BARNEGAT – A Science Fair held at the Robert L. Horbelt Intermediate School demonstrated that some experiments come with predictable results.
In this case, students in the sixth grade classes showed they could introduce ingenious scientific theories, test them, and come to conclusions. If ever there were a hypothesis the teaching staff banked on proving – this alone produced the best experimental outcome.
“Our theme this year was experimental design,” shared Dr. Krystyne Kennedy, District Supervisor of Science and Technology. “The students all had to come up with their own experiment with an emphasis on picking an independent and dependent variable.”
This approach to the scientific method required students to design a question, make observations and take measurements as part of their experiment. They were also expected to predict results and evaluate their findings to draw conclusions.
Based on the age of the participants, it wasn’t surprising that many of the 250 Science Fair projects on display involved some version of slime experimentation. A second favorite appeared to be applying the scientific method to melting ice.
Madelyn Maniscalco,12, decided to test the effects of salt, sugar, baking soda, sand, and baking powder on melting ice. She combined each of the ingredients in separate bowls of ice and timed how long it took to melt. Madelyn determined that her initial hypothesis was both correct and wrong at the same time.

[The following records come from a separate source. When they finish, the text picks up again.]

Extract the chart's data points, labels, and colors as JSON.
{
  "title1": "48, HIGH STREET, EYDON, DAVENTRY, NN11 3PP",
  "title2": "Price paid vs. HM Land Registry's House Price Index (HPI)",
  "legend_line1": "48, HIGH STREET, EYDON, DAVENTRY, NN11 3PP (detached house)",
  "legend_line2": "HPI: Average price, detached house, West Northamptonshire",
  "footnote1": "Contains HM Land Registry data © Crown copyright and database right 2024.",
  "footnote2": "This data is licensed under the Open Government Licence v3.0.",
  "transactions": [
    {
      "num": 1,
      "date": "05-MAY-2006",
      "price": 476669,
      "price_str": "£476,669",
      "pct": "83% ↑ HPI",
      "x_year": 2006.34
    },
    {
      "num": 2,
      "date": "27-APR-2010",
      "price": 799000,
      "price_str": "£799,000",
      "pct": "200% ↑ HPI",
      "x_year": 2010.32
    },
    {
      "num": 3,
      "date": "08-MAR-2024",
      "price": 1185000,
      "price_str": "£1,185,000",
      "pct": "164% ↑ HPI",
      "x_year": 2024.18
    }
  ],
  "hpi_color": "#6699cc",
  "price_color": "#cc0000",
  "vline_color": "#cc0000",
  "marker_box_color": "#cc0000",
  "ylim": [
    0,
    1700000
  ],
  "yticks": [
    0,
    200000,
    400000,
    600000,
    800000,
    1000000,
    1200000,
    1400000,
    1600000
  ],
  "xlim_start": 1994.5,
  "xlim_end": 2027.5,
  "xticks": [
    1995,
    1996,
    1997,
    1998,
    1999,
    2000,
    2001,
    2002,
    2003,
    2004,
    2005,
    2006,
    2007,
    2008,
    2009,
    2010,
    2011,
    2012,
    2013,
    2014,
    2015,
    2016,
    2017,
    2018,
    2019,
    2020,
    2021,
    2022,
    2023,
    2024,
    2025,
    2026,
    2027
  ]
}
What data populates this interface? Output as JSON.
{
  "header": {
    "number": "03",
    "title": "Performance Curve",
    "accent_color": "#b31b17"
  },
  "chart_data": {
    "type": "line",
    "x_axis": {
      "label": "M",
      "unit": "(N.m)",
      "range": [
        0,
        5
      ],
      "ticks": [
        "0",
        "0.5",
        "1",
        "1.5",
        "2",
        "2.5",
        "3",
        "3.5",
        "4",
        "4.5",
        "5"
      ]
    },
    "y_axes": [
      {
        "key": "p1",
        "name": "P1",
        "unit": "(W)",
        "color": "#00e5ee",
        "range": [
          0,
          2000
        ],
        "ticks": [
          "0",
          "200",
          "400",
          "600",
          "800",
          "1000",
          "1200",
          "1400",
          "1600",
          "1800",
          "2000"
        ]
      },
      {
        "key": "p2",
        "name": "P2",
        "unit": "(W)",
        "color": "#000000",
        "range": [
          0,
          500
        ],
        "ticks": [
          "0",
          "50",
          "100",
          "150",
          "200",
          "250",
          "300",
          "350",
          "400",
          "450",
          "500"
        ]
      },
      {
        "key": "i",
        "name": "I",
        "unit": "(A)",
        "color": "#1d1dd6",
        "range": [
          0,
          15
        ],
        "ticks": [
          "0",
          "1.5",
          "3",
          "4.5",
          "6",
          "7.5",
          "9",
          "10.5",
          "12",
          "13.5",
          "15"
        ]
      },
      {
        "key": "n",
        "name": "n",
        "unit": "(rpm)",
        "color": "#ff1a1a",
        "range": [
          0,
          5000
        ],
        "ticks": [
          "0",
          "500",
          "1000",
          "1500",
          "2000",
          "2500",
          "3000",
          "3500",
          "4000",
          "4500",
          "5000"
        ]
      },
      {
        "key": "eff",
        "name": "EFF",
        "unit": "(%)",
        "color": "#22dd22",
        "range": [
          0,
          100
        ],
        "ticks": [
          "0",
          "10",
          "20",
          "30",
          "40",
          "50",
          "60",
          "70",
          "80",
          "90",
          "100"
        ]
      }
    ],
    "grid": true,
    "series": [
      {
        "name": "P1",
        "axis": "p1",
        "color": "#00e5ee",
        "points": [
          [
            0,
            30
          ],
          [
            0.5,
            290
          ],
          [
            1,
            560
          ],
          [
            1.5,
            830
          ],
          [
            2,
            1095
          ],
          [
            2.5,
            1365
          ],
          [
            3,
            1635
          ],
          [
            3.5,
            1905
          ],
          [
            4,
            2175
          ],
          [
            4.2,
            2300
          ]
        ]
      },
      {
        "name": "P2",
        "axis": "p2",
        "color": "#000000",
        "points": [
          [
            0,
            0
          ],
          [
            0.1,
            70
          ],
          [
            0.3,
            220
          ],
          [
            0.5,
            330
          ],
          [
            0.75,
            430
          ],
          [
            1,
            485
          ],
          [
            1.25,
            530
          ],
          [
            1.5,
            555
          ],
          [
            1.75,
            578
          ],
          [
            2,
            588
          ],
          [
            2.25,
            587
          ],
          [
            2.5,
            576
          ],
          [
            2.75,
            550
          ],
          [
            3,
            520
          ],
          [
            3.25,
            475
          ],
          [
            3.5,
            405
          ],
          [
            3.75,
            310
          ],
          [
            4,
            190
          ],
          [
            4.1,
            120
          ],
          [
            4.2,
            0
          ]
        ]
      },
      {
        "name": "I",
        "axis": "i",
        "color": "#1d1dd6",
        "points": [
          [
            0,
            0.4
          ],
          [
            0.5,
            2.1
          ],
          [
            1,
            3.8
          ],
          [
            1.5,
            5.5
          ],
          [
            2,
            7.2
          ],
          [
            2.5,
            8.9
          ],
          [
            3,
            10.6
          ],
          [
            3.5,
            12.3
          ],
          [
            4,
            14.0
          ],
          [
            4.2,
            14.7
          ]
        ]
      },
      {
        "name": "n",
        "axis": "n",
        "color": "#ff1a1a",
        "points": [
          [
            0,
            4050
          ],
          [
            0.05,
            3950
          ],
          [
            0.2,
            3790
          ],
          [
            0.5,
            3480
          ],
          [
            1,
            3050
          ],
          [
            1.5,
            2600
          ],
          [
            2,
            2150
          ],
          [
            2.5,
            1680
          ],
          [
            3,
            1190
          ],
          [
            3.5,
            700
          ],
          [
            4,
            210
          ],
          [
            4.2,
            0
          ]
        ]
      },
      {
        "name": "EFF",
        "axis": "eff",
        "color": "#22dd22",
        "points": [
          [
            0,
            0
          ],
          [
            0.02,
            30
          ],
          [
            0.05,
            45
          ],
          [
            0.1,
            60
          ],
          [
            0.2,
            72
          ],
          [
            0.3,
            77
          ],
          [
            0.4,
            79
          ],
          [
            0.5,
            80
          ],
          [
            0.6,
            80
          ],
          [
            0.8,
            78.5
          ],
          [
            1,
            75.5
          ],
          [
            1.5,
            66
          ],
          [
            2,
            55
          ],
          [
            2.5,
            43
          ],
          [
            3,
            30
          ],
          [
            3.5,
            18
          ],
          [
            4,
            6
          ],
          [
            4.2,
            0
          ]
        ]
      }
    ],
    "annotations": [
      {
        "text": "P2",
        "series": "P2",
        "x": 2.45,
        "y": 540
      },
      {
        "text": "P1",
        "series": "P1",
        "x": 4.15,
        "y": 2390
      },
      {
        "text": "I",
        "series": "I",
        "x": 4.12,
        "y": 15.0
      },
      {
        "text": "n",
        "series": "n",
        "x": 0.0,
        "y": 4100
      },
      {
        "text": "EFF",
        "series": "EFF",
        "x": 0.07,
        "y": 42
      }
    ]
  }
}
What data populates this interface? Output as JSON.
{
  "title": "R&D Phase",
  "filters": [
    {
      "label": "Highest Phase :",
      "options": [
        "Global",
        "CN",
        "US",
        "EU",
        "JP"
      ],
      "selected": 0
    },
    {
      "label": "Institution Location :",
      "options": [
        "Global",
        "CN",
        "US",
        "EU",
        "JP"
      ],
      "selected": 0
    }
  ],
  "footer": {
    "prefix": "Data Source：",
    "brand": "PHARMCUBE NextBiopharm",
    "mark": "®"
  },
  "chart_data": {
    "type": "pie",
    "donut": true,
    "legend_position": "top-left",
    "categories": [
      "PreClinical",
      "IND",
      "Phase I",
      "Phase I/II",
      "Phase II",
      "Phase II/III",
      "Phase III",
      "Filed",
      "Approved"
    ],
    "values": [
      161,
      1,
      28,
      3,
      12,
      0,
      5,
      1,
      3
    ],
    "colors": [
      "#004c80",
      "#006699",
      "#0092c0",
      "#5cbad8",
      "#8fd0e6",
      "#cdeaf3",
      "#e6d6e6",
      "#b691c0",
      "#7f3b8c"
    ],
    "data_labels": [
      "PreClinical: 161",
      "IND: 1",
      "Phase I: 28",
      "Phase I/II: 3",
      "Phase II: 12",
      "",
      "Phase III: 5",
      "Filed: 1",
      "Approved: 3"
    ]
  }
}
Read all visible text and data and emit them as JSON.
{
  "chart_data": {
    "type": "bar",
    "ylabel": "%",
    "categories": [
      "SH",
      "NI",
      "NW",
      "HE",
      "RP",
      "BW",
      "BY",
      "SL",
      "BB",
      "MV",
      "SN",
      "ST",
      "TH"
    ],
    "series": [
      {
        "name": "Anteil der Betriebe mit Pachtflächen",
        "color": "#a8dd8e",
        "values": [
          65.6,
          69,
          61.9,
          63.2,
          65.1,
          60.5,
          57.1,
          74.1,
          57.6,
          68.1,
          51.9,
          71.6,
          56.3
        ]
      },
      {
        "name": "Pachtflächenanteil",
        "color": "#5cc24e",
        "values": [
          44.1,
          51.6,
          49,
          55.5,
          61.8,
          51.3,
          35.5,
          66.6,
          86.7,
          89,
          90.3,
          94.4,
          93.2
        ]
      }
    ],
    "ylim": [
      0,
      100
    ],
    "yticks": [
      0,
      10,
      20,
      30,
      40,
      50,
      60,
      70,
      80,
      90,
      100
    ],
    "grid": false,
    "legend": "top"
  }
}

“I believed that salt was going to melt the fastest,” explained Madelyn. “I also thought that room temperature would take the longest and it turned out that baking soda took the longest.”
Eleven-year-old Lucy O’Halloran took a scientific approach to determining if slime would act differently if she used shampoo to make it instead of glue.
Two weeks after she experimented with two different recipes, Lucy came to a conclusion.
“One stayed the same and the other got hard,” Lucy shared. “It was because of the shampoo.”
Students also had an opportunity to build their self-confidence and presentation skills as a result of the Science Fair. A teacher buzzing by Kyle Minor made sure to let his mom know he received a standing ovation when he explained his project to his entire class.
Kyle decided to create a ball launcher challenge and evaluated the differences between using a foil ball and a paper ball. Serena Minor watched as her son showed the basics of the project and immediately smiled.
“This is huge for him,” Serena shared. “I couldn’t be more proud.”
An overwhelming number of family members came to take in the Science Fair and it seemed clear that many were as excited about the projects as the students themselves.
Jack Odumbo, 11, named his project the “Battle of the Eggs” and decided to test the science of eggs floating in water. He used uncooked eggs and boiled eggs in salt water and tap water to test his theory that the density of salt made the weight heavier than the weight itself.
He learned something else – about his favorite part of the project.
“I really like drawing all kinds of illustrations,” said Jack, pointing to his display. “I made a place for all my data and my predictions and how the experiment turned out.”
Participants in the Science Fair became automatically eligible for a contest judged by a panel of five judges. The third place award went to Sara Mangum, whose project involved Decomposition of Different Materials. Second place winner was Landon Boardingham, who considered the issue of Life in a Closed Ecosystem.
First place winner Cara Mills said her love for horses led her to consider the issue of Equine Parasites.
“I had to do the Wisconsin Sugar Flotation method to find out what parasites were in each of the horse’s fecal matter,” Cara explained. “I tested which horses’ living situation was better for them for their worm count.”
Cara said she determined stall horses had by far the least number of parasites when compared with paddock horses and paddock/stall horses.
“I also figured out that I should have done this project in the light when it was warmer,” said Cara. “The eggs are more dormant in the winter.”
A love of science provides the perfect kickoff for Cara’s future aspirations. One day, when she’s a veterinarian, she may well remember her analysis of equine parasites and put the information to use.